Manford, in his opening statement Wednesday, attacked Carpegna’s credibility as a witness, saying she was “bought and paid for” by the state.

Berkeley County Prosecuting Attorney Pamela Games-Neely told the jury of eight women and four men that Bennett shot Garcia-Cruz at Carpegna’s apartment despite attempts by another man who was with him to intervene.

A third man also was with Garcia-Cruz at the apartment, but Games-Neely told jurors that Bennett, who suddenly emerged from a closet in the two-bedroom unit, was the only one who had a gun.

Paramedic Michael Barrett testified Wednesday that he found Garcia-Cruz face down, sprawled out on the steps of an apartment complex stairwell upon responding to what was reported as a head injury due to a fall.

Barrett said Garcia-Cruz wasn’t breathing and he didn’t detect a pulse after two females at the complex indicated the victim was “messed up” and directed Barrett to the stairwell after he arrived there between 6 and 6:30 a.m.

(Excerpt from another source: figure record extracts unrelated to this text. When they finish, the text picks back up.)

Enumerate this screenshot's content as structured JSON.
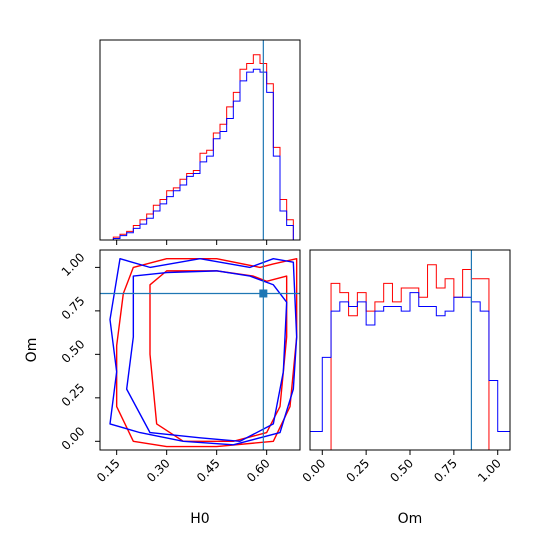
{
  "chart_data": [
    {
      "type": "step-histogram",
      "panel": "H0 marginal",
      "xlim": [
        0.1,
        0.7
      ],
      "bin_edges": [
        0.1,
        0.12,
        0.14,
        0.16,
        0.18,
        0.2,
        0.22,
        0.24,
        0.26,
        0.28,
        0.3,
        0.32,
        0.34,
        0.36,
        0.38,
        0.4,
        0.42,
        0.44,
        0.46,
        0.48,
        0.5,
        0.52,
        0.54,
        0.56,
        0.58,
        0.6,
        0.62,
        0.64,
        0.66,
        0.68,
        0.7
      ],
      "series": [
        {
          "color": "#ff0000",
          "values": [
            0,
            0,
            2,
            4,
            6,
            10,
            14,
            18,
            24,
            28,
            34,
            36,
            42,
            46,
            48,
            60,
            62,
            74,
            80,
            92,
            102,
            118,
            122,
            128,
            122,
            108,
            64,
            28,
            14,
            0
          ]
        },
        {
          "color": "#0000ff",
          "values": [
            0,
            0,
            1,
            3,
            5,
            8,
            11,
            15,
            20,
            25,
            30,
            34,
            38,
            44,
            46,
            54,
            58,
            70,
            75,
            84,
            96,
            110,
            116,
            118,
            116,
            102,
            58,
            20,
            10,
            0
          ]
        }
      ],
      "truth_line": {
        "x": 0.59,
        "color": "#1f77b4"
      },
      "show_y_ticks": false
    },
    {
      "type": "contour",
      "panel": "Om vs H0",
      "xlabel": "H0",
      "ylabel": "Om",
      "xlim": [
        0.1,
        0.7
      ],
      "ylim": [
        -0.05,
        1.1
      ],
      "xticks": [
        "0.15",
        "0.30",
        "0.45",
        "0.60"
      ],
      "yticks": [
        "0.00",
        "0.25",
        "0.50",
        "0.75",
        "1.00"
      ],
      "xtick_values": [
        0.15,
        0.3,
        0.45,
        0.6
      ],
      "ytick_values": [
        0.0,
        0.25,
        0.5,
        0.75,
        1.0
      ],
      "series": [
        {
          "color": "#ff0000",
          "contours": [
            [
              [
                0.17,
                0.85
              ],
              [
                0.2,
                1.0
              ],
              [
                0.3,
                1.05
              ],
              [
                0.45,
                1.05
              ],
              [
                0.58,
                1.0
              ],
              [
                0.62,
                1.02
              ],
              [
                0.69,
                1.05
              ],
              [
                0.69,
                0.6
              ],
              [
                0.67,
                0.2
              ],
              [
                0.62,
                0.0
              ],
              [
                0.45,
                -0.03
              ],
              [
                0.3,
                -0.03
              ],
              [
                0.2,
                0.0
              ],
              [
                0.15,
                0.2
              ],
              [
                0.15,
                0.55
              ],
              [
                0.17,
                0.85
              ]
            ],
            [
              [
                0.25,
                0.9
              ],
              [
                0.3,
                0.98
              ],
              [
                0.45,
                0.98
              ],
              [
                0.56,
                0.95
              ],
              [
                0.6,
                0.92
              ],
              [
                0.66,
                0.95
              ],
              [
                0.66,
                0.6
              ],
              [
                0.64,
                0.2
              ],
              [
                0.6,
                0.05
              ],
              [
                0.5,
                0.0
              ],
              [
                0.35,
                0.0
              ],
              [
                0.27,
                0.1
              ],
              [
                0.25,
                0.5
              ],
              [
                0.25,
                0.9
              ]
            ]
          ]
        },
        {
          "color": "#0000ff",
          "contours": [
            [
              [
                0.16,
                1.05
              ],
              [
                0.25,
                1.0
              ],
              [
                0.4,
                1.05
              ],
              [
                0.55,
                1.0
              ],
              [
                0.62,
                1.05
              ],
              [
                0.68,
                1.03
              ],
              [
                0.69,
                0.6
              ],
              [
                0.68,
                0.3
              ],
              [
                0.64,
                0.05
              ],
              [
                0.5,
                -0.02
              ],
              [
                0.35,
                0.0
              ],
              [
                0.22,
                0.05
              ],
              [
                0.13,
                0.1
              ],
              [
                0.15,
                0.4
              ],
              [
                0.13,
                0.7
              ],
              [
                0.16,
                1.05
              ]
            ],
            [
              [
                0.2,
                0.95
              ],
              [
                0.3,
                0.97
              ],
              [
                0.45,
                0.98
              ],
              [
                0.55,
                0.95
              ],
              [
                0.62,
                0.9
              ],
              [
                0.66,
                0.8
              ],
              [
                0.65,
                0.4
              ],
              [
                0.62,
                0.1
              ],
              [
                0.52,
                0.0
              ],
              [
                0.4,
                0.02
              ],
              [
                0.25,
                0.05
              ],
              [
                0.18,
                0.3
              ],
              [
                0.2,
                0.6
              ],
              [
                0.2,
                0.95
              ]
            ]
          ]
        }
      ],
      "truth_point": {
        "x": 0.59,
        "y": 0.85,
        "color": "#1f77b4"
      }
    },
    {
      "type": "step-histogram",
      "panel": "Om marginal",
      "xlabel": "Om",
      "xlim": [
        -0.07,
        1.07
      ],
      "xticks": [
        "0.00",
        "0.25",
        "0.50",
        "0.75",
        "1.00"
      ],
      "xtick_values": [
        0.0,
        0.25,
        0.5,
        0.75,
        1.0
      ],
      "bin_edges": [
        -0.07,
        -0.01,
        0.0,
        0.05,
        0.1,
        0.15,
        0.2,
        0.25,
        0.3,
        0.35,
        0.4,
        0.45,
        0.5,
        0.55,
        0.6,
        0.65,
        0.7,
        0.75,
        0.8,
        0.85,
        0.9,
        0.95,
        1.0,
        1.05,
        1.07
      ],
      "series": [
        {
          "color": "#ff0000",
          "values": [
            0,
            0,
            0,
            36,
            34,
            29,
            34,
            30,
            32,
            36,
            32,
            35,
            35,
            33,
            40,
            35,
            37,
            33,
            39,
            37,
            37,
            0,
            0,
            0
          ]
        },
        {
          "color": "#0000ff",
          "values": [
            4,
            4,
            20,
            30,
            32,
            31,
            32,
            27,
            30,
            31,
            31,
            30,
            34,
            31,
            31,
            29,
            30,
            33,
            33,
            32,
            30,
            15,
            4,
            4
          ]
        }
      ],
      "truth_line": {
        "x": 0.85,
        "color": "#1f77b4"
      },
      "show_y_ticks": false
    }
  ]
}
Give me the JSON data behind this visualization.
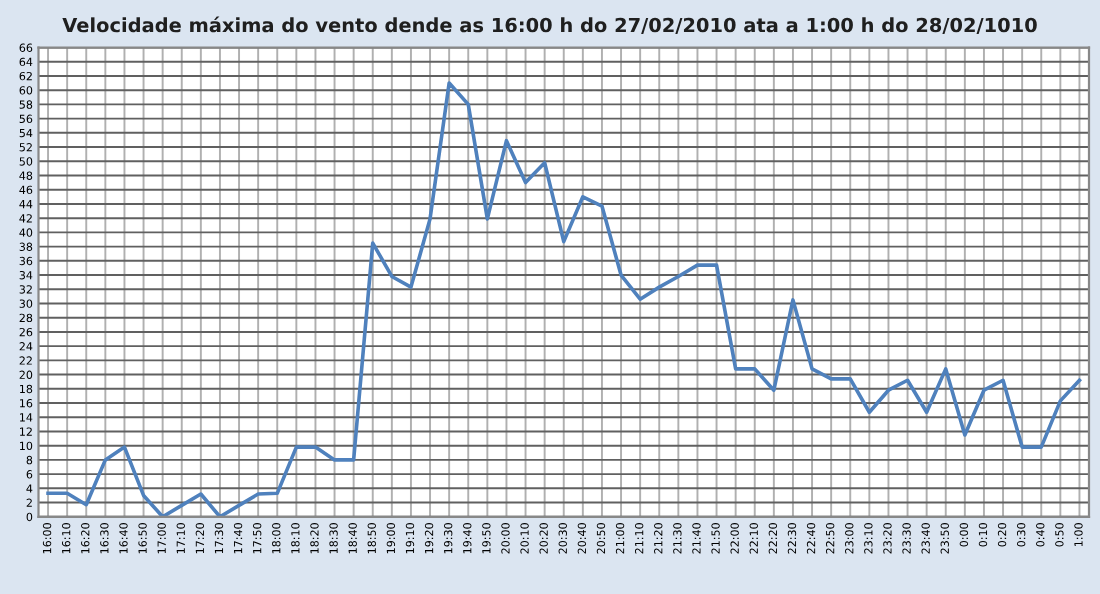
{
  "chart_data": {
    "type": "line",
    "title": "Velocidade máxima do vento dende as 16:00 h do 27/02/2010 ata a 1:00 h do 28/02/1010",
    "categories": [
      "16:00",
      "16:10",
      "16:20",
      "16:30",
      "16:40",
      "16:50",
      "17:00",
      "17:10",
      "17:20",
      "17:30",
      "17:40",
      "17:50",
      "18:00",
      "18:10",
      "18:20",
      "18:30",
      "18:40",
      "18:50",
      "19:00",
      "19:10",
      "19:20",
      "19:30",
      "19:40",
      "19:50",
      "20:00",
      "20:10",
      "20:20",
      "20:30",
      "20:40",
      "20:50",
      "21:00",
      "21:10",
      "21:20",
      "21:30",
      "21:40",
      "21:50",
      "22:00",
      "22:10",
      "22:20",
      "22:30",
      "22:40",
      "22:50",
      "23:00",
      "23:10",
      "23:20",
      "23:30",
      "23:40",
      "23:50",
      "0:00",
      "0:10",
      "0:20",
      "0:30",
      "0:40",
      "0:50",
      "1:00"
    ],
    "series": [
      {
        "color": "#4f81bd",
        "values": [
          3.3,
          3.3,
          1.7,
          8,
          9.8,
          3,
          0,
          1.6,
          3.2,
          0,
          1.6,
          3.2,
          3.3,
          9.8,
          9.8,
          8,
          8,
          38.5,
          33.8,
          32.3,
          41.9,
          61,
          58,
          41.9,
          52.9,
          47,
          49.8,
          38.7,
          45,
          43.7,
          34,
          30.6,
          32.3,
          33.8,
          35.4,
          35.4,
          20.8,
          20.8,
          17.8,
          30.5,
          20.8,
          19.4,
          19.4,
          14.7,
          17.8,
          19.2,
          14.7,
          20.8,
          11.5,
          17.8,
          19.2,
          9.8,
          9.8,
          16.3,
          19.2
        ]
      }
    ],
    "ylim": [
      0,
      66
    ],
    "yticks": [
      0,
      2,
      4,
      6,
      8,
      10,
      12,
      14,
      16,
      18,
      20,
      22,
      24,
      26,
      28,
      30,
      32,
      34,
      36,
      38,
      40,
      42,
      44,
      46,
      48,
      50,
      52,
      54,
      56,
      58,
      60,
      62,
      64,
      66
    ],
    "grid": true,
    "legend": false,
    "marker": "none",
    "line_style": "solid"
  }
}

Upon turning the victim on his side, Barrett said he saw the head wound and a lot of blood, but then heard what sounded like a female screaming at the apartment complex and took cover behind a dumpster fearing for his own safety.

Barrett said he returned to his vehicle, drove across Winchester Avenue to the ROCS convenience store nearby and called for law enforcement. Barrett said he returned to the scene with Berkeley County sheriff’s deputies and at that time confirmed the man was dead.

Upon arriving at the apartment complex, Sheriff’s Deputy Chad Jones testified that he followed a blood trail to Apartment 10, where he saw blood “all over the place.” 

The door was locked, but Jones said he was able to enter by reaching through a window that was broken out to unlock the door.

Games-Neely told jurors that they would hear testimony indicating Carpegna has a bad habit of locking herself out of things and had to break the window to get into her apartment.

Games-Neely said testimony also would show that Omar Navarro, a man who knew Carpegna and had been intimate with her, gave the woman a ride home the night of the shooting from the Bunker Hill, W.Va., club where she worked as a dancer.

Navarro was joined by Garcia-Cruz and Javier Moreno. Two other individuals were dropped off at Viva Mexico restaurant before arriving at Carpegna’s residence, Games-Neely said.

After they arrived at her apartment, Games-Neely told jurors that Carpegna took Moreno to her bedroom to have sex with him in exchange for money as part of an arrangement.

Games-Neely said testimony would show that Carpegna came out of the bedroom at one point and said Moreno wasn’t going to pay her and that Bennett subsequently emerged from a closet and repeatedly ordered she be paid “my money.”

In trying to calm Bennett down, Games-Neely said Navarro was “pistol-whipped” in an altercation with the defendant, who then shot Garcia-Cruz in the head at close range.

Sheriff’s Deputy Lt. Daniel Steerman testified Wednesday that Carpegna initially stated to police that four Hispanic males had come back to her apartment and an argument ensued between two of them and one shot the other.

The victim was dragged out of the apartment to the stairwell by Bennett, who was arrested in Hagerstown two days later.

Games-Neely said Garcia-Cruz, Moreno and Navarro were “the perfect victims” because of their residency status.

Moreno, who voluntarily returned to Mexico and isn’t available for the trial, had entered the United States illegally, Games-Neely said.

In his opening statement, Manford asserted that Bennett was surprised to discover three men in Carpegna’s apartment and grabbed his gun from the pantry after hearing Carpegna in distress about not being paid and after realizing he was outnumbered.

Bennett had “no intention to kill anyone,” Manford said.